The option's door first opened by Pius XII in the latter part of his pontificate, a formal rite for the consecration of a virgin -- a practice reserved to the diocesan bishop -- was approved by Paul VI in 1971.

And earlier today, as 500 CVs from across the globe gathered in Rome for an international congress, the group got an encouraging B16 shot:
"The Order of Virgins represents a particular form of consecrated life which flowered anew in the Church after Vatican Council II," the Pontiff explained. "However, it has ancient roots that go back to the beginnings of evangelical life when, in an unprecedented novelty, the hearts of certain women began to open to a desire for consecrated virginity: in other words, the desire to give one's entire being to God, which had had its first extraordinary fulfillment in the Virgin of Nazareth and her 'yes.'"

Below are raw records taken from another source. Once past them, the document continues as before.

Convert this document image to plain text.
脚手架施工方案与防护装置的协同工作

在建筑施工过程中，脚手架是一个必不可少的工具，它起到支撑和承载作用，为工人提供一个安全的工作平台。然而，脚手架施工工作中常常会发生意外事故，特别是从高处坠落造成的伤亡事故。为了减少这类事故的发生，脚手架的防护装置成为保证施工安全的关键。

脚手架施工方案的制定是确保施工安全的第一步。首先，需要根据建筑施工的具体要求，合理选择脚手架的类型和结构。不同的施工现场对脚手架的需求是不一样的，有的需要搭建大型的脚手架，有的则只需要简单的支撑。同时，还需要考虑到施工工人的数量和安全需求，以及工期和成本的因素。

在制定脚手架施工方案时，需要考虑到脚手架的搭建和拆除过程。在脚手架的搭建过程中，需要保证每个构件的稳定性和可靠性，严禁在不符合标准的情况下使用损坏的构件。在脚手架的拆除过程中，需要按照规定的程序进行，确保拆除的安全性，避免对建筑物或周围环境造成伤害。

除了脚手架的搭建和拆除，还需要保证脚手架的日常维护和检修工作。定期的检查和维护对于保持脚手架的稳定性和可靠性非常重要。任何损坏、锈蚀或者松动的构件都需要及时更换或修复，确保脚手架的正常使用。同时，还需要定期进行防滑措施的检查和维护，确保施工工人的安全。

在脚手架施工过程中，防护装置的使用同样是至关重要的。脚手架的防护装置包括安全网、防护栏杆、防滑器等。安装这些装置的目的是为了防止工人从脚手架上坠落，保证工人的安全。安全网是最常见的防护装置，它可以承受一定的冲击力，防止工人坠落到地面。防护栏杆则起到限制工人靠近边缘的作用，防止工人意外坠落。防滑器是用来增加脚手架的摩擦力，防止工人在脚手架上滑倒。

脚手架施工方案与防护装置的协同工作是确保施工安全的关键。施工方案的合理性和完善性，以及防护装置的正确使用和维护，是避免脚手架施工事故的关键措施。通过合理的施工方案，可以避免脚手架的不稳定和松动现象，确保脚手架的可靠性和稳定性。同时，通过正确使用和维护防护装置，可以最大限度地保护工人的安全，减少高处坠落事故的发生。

"Your charism must reflect the intensity, but also the freshness, of its origins," said the Pope, noting how, "when it came into being, the charism did not involve a particular way of life. Little by little, however, it was institutionalized, finally becoming a full public and solemn consecration conferred by the bishop through an inspirational liturgical rite that made the consecrated woman 'sponsa Christi,' an image of the Church as bride."

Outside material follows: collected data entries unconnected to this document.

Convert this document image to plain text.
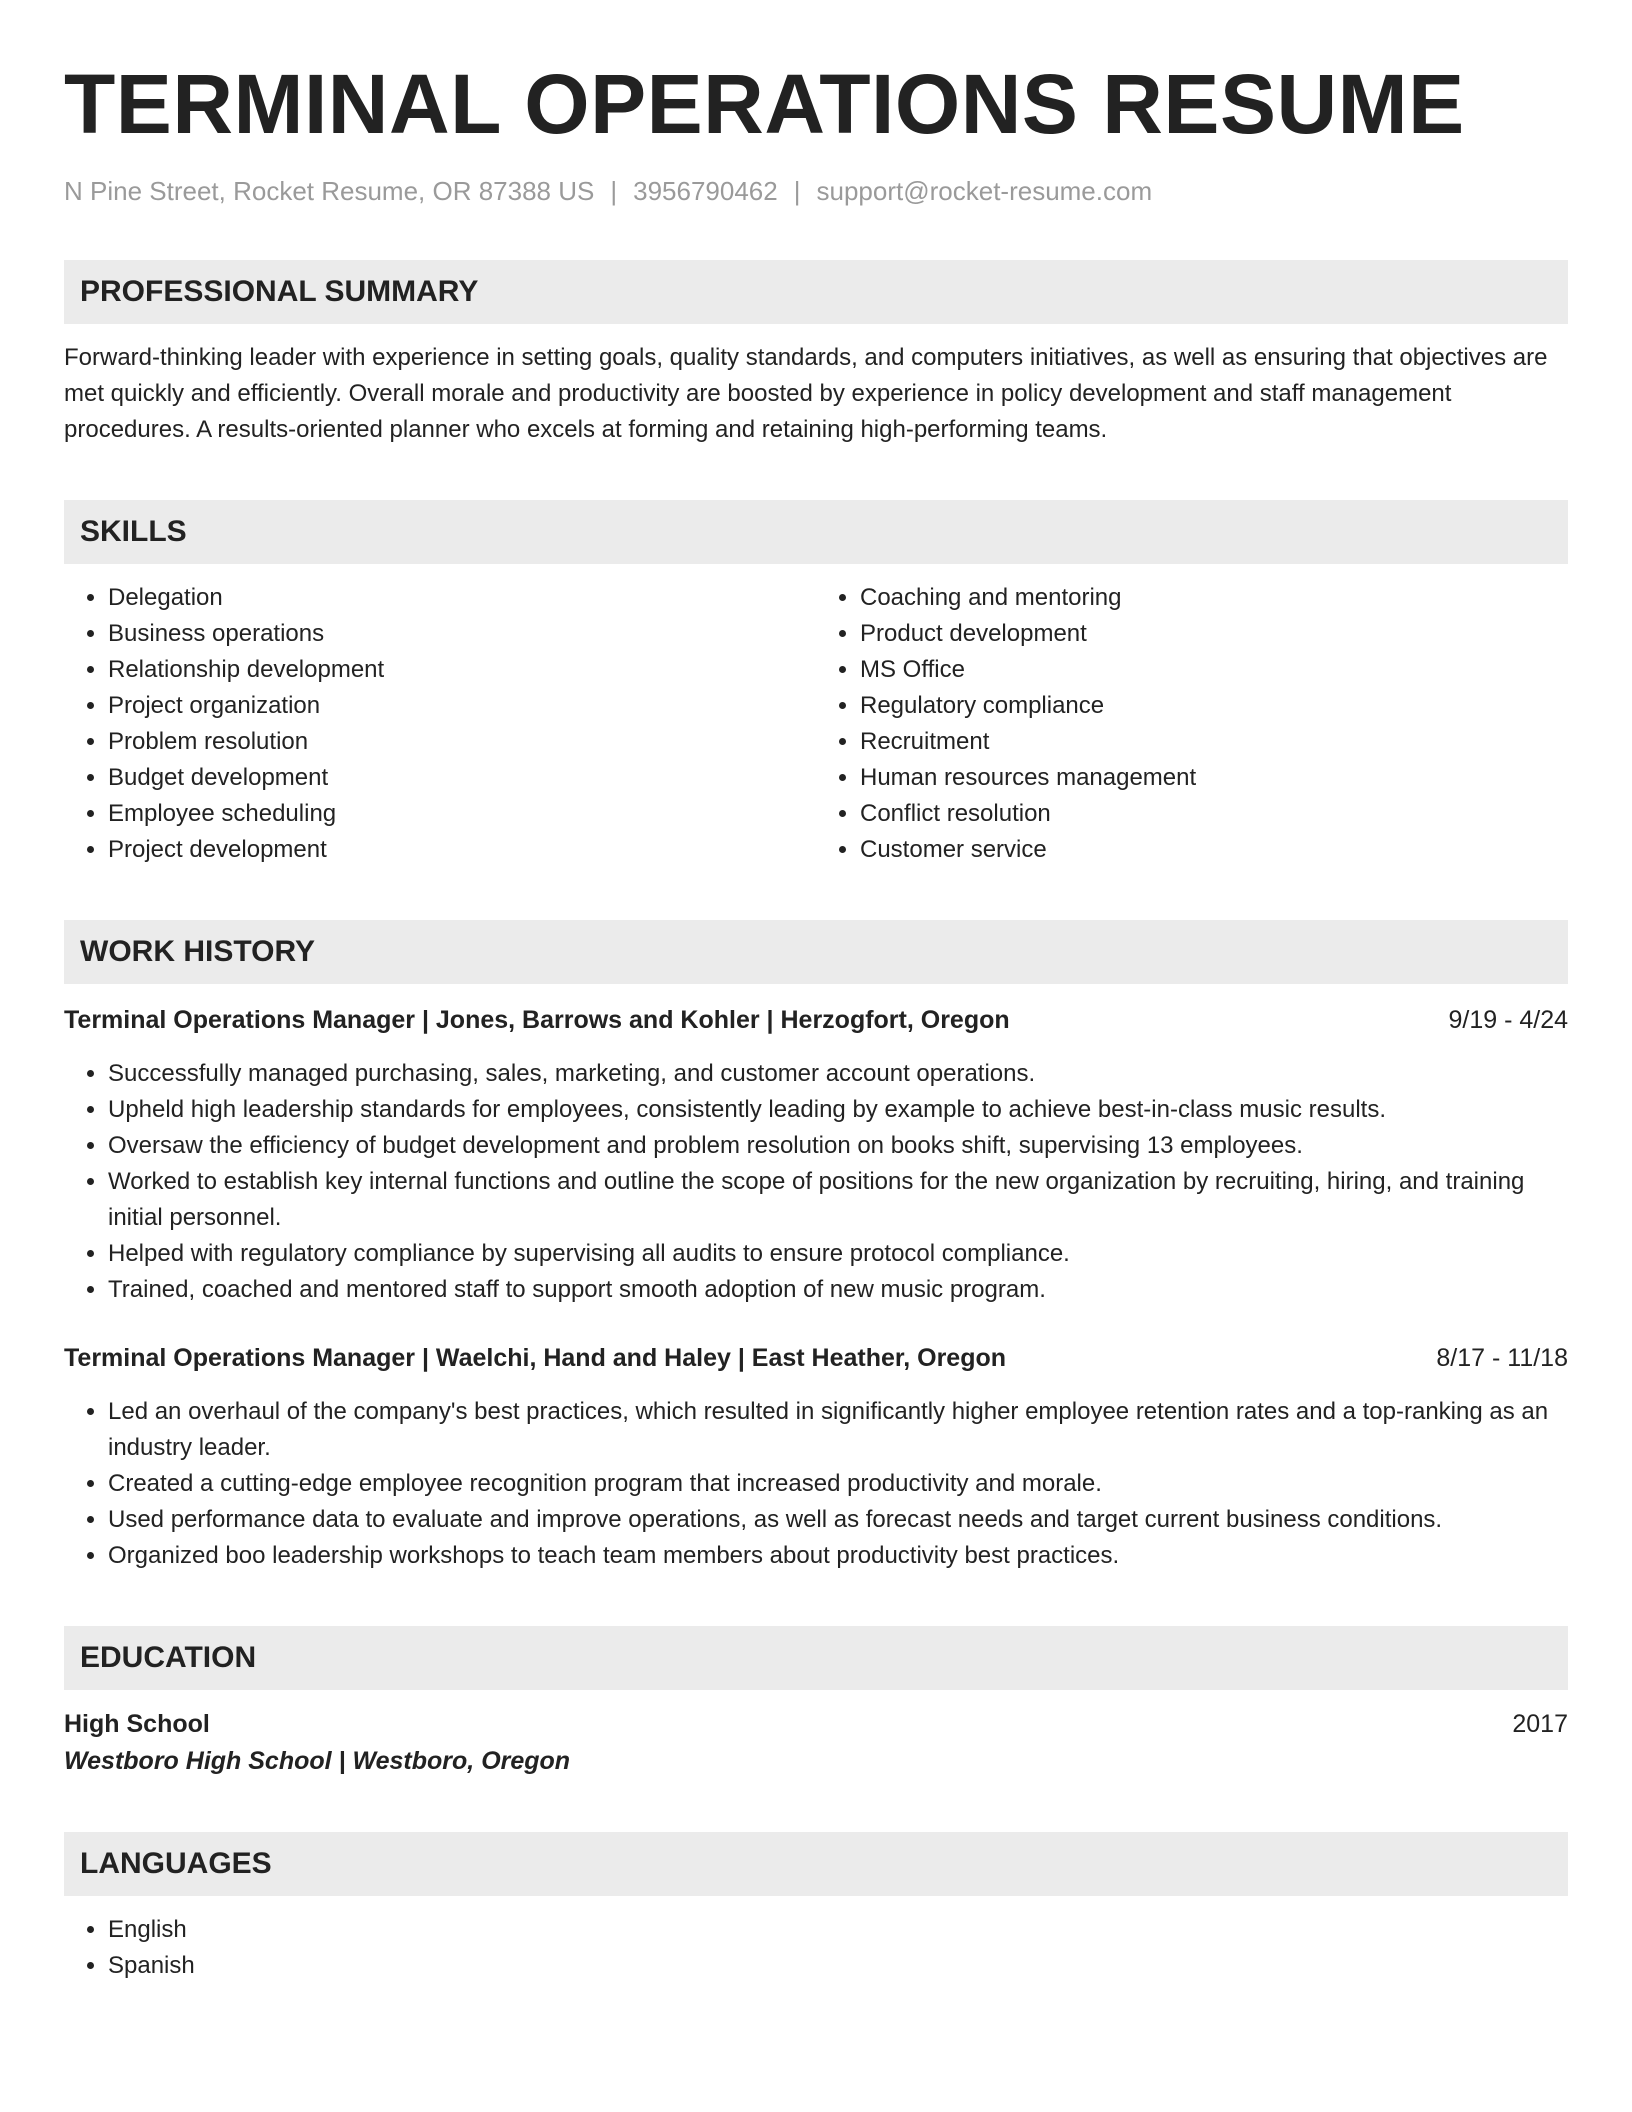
TERMINAL OPERATIONS RESUME
N Pine Street, Rocket Resume, OR 87388 US | 3956790462 | support@rocket-resume.com
PROFESSIONAL SUMMARY

Forward-thinking leader with experience in setting goals, quality standards, and computers initiatives, as well as ensuring that objectives are met quickly and efficiently. Overall morale and productivity are boosted by experience in policy development and staff management procedures. A results-oriented planner who excels at forming and retaining high-performing teams.

SKILLS
• Delegation
• Business operations
• Relationship development
• Project organization
• Problem resolution
• Budget development
• Employee scheduling
• Project development
• Coaching and mentoring
• Product development
• MS Office
• Regulatory compliance
• Recruitment
• Human resources management
• Conflict resolution
• Customer service
WORK HISTORY
Terminal Operations Manager | Jones, Barrows and Kohler | Herzogfort, Oregon	9/19 - 4/24
• Successfully managed purchasing, sales, marketing, and customer account operations.
• Upheld high leadership standards for employees, consistently leading by example to achieve best-in-class music results.
• Oversaw the efficiency of budget development and problem resolution on books shift, supervising 13 employees.
• Worked to establish key internal functions and outline the scope of positions for the new organization by recruiting, hiring, and training initial personnel.
• Helped with regulatory compliance by supervising all audits to ensure protocol compliance.
• Trained, coached and mentored staff to support smooth adoption of new music program.
Terminal Operations Manager | Waelchi, Hand and Haley | East Heather, Oregon	8/17 - 11/18
• Led an overhaul of the company's best practices, which resulted in significantly higher employee retention rates and a top-ranking as an industry leader.
• Created a cutting-edge employee recognition program that increased productivity and morale.
• Used performance data to evaluate and improve operations, as well as forecast needs and target current business conditions.
• Organized boo leadership workshops to teach team members about productivity best practices.
EDUCATION
High School	2017
Westboro High School | Westboro, Oregon
LANGUAGES
• English
• Spanish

"Your vocation is profoundly rooted in the particular Church to which you belong," he told the women. "From the diocese, with its traditions, its saints, its values, limits and difficulties, you open up to the scope of the universal Church, sharing particularly in her liturgical prayer."

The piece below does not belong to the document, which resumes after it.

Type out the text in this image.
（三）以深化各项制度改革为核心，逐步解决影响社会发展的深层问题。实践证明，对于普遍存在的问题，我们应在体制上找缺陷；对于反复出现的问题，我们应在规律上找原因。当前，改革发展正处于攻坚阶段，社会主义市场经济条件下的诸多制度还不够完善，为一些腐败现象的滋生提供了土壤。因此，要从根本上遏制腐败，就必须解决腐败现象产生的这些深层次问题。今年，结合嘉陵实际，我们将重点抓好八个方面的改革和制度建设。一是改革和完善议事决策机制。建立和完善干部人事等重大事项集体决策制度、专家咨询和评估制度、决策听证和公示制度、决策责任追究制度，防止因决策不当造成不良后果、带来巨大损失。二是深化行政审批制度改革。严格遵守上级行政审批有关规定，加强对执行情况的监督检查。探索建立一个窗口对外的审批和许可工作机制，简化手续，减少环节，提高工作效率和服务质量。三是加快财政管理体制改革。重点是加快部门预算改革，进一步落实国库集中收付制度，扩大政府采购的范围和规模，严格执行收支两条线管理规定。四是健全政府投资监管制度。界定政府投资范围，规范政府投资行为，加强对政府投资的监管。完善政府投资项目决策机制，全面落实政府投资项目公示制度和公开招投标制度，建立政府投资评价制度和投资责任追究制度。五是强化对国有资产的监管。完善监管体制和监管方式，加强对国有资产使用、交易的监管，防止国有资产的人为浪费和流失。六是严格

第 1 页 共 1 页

"In this way your prayerful 'I' progressively broadens out," the pontiff continued, "until in the prayer there is nothing more than a great 'we.' In your dialogue with God, open yourselves to dialogue with all creatures."

"The choice of virginal life," the Pope concluded, "is an allusion to the transitory nature of earthly things and an anticipation of future good. Be witnesses of vigilant and industrious hope, of joy, of the peace that belongs to those who abandon themselves to the love of God. Be present in the world, yet pilgrims on the journey to the kingdom."